StreamInsight & Silverlight

In August 2008 I started to work on a project that used Silverlight client to plot charts based on the real time data. On server the data were imported from third party application into an SQL database and using SOAP services with periodical polling we loaded selected data into the Silverlight client.

In February 2010 I got the opportunity to have a look at our architecture again and solve the same task using the new Microsoft StreamInsight platform. To compare the new approach with the old one I decided to create a simple test application.

Diagram of the test application

Current architecture

If you have a look at the blue part of the diagram above you can see the architecture of our current application.

The third party application is replaced with DataGenerator. That’s a console application that generates about five thousand random valued records every second. Each record consists of a text symbol and a numeric value.

Then there is the block named SqlImporter. It’s another console application that periodically queries the DataGenerator for new data and inserts them into SQL database.

The last piece of functionality executed on the server is the SqlService. This is a standard WCF service that uses a request/response approach. Through this service Silverlight clients periodically requests data for specified symbol, returned data contain time and numeric value.

New architecture

The new solution is featured in the red part of the diagram. It is based on Microsoft StreamInsight, a new platform for complex event processing applications that can work with large volumes of data with very little latency. I used the latest currently available version, November 2009 CTP.

Another important difference is the use of duplex WCF service that can push the data from server to the Silverlight client. The client subscribes for a symbol only once and whenever new item with this symbol is processed by StreamInsight server it is automatically send to the Silverlight client application.

Silverlight client

The client application uses both services to get the data and render them into two charts with some extra tracing information, like average delay and number of service calls. Once the user picks a symbol from a drop down list both charts start to render the values. The blue one plots data loaded through SQL server and the red one values that were processed using StreamInsight.
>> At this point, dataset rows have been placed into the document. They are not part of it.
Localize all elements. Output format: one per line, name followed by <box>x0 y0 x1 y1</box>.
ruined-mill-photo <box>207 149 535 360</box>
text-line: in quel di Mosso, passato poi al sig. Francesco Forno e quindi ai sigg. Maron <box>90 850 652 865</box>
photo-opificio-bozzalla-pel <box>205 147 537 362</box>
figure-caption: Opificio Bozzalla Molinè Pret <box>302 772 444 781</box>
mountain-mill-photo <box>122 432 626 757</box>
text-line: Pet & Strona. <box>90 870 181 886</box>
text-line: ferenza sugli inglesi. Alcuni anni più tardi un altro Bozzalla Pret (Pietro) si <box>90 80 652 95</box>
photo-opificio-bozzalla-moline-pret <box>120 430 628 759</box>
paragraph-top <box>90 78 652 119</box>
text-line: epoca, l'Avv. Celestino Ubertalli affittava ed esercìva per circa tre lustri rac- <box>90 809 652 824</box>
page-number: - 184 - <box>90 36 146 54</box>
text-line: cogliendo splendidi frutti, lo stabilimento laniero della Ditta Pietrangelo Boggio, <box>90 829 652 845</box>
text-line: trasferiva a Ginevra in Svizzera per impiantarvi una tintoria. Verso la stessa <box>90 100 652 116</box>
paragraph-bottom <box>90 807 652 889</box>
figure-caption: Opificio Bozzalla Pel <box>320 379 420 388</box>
Screenshot of the client application

StreamInsight application

Let’s return back to the moment when user picks the symbol and see what is happening. Silverlight client application uses duplex WCF service to subscribe for all records with this symbol. This starts a new StreamInsight query that processes all generated data, filters appropriate records and returns them to the WCF service that can push them to the client.

I used explicit server development model with server running as a separate process. Input adapter loads data from DataGenerator as XML using its API, parses them into individual records and inserts them into queue.

The actual query is very simple, it only filters records with specified symbol and passes them to the output adapter.

Output adapter is responsible for sending the values to the client using the duplex service. As the StreamInsight server runs in a different process I used .NET Remoting with named pipes to pass the records to the WCF service.

Server screenshot with DataGenerator, SqlImporter and StreamInsight server console

Running the test application

I uploaded my application to the company server in the UK and tested it from my laptop while working from our Prague office. With both old and new technologies I was able to get the data into my Silverlight client within less than one second after it was generated. From my test I can’t tell that any of the approaches were significantly better.

The StreamInsight server usually needed more time to initialize the query and therefore when I picked a symbol from the drop down list I was able to see the first records earlier using the SQL chart. But after few seconds the StreamInsight chart started to work at full speed and new data appeared on the red chart slightly faster than on the blue one.

It’s important to state that unlike this experiment our real application plots charts not only from real time but also historical data. And for this part there is nothing that StreamInsight could help us with. It can give you immediate insight into stream of real time data, but it’s not storing this data once they are processed. So even if we used StreamInsight, we would have to do the SQL part for historical data anyway.

And also I have to mention that StreamInsight supports many complex processing algorithms, but for our case I needed only very simple filtering. Using such a potent technology for a simple task like this seems almost inappropriate.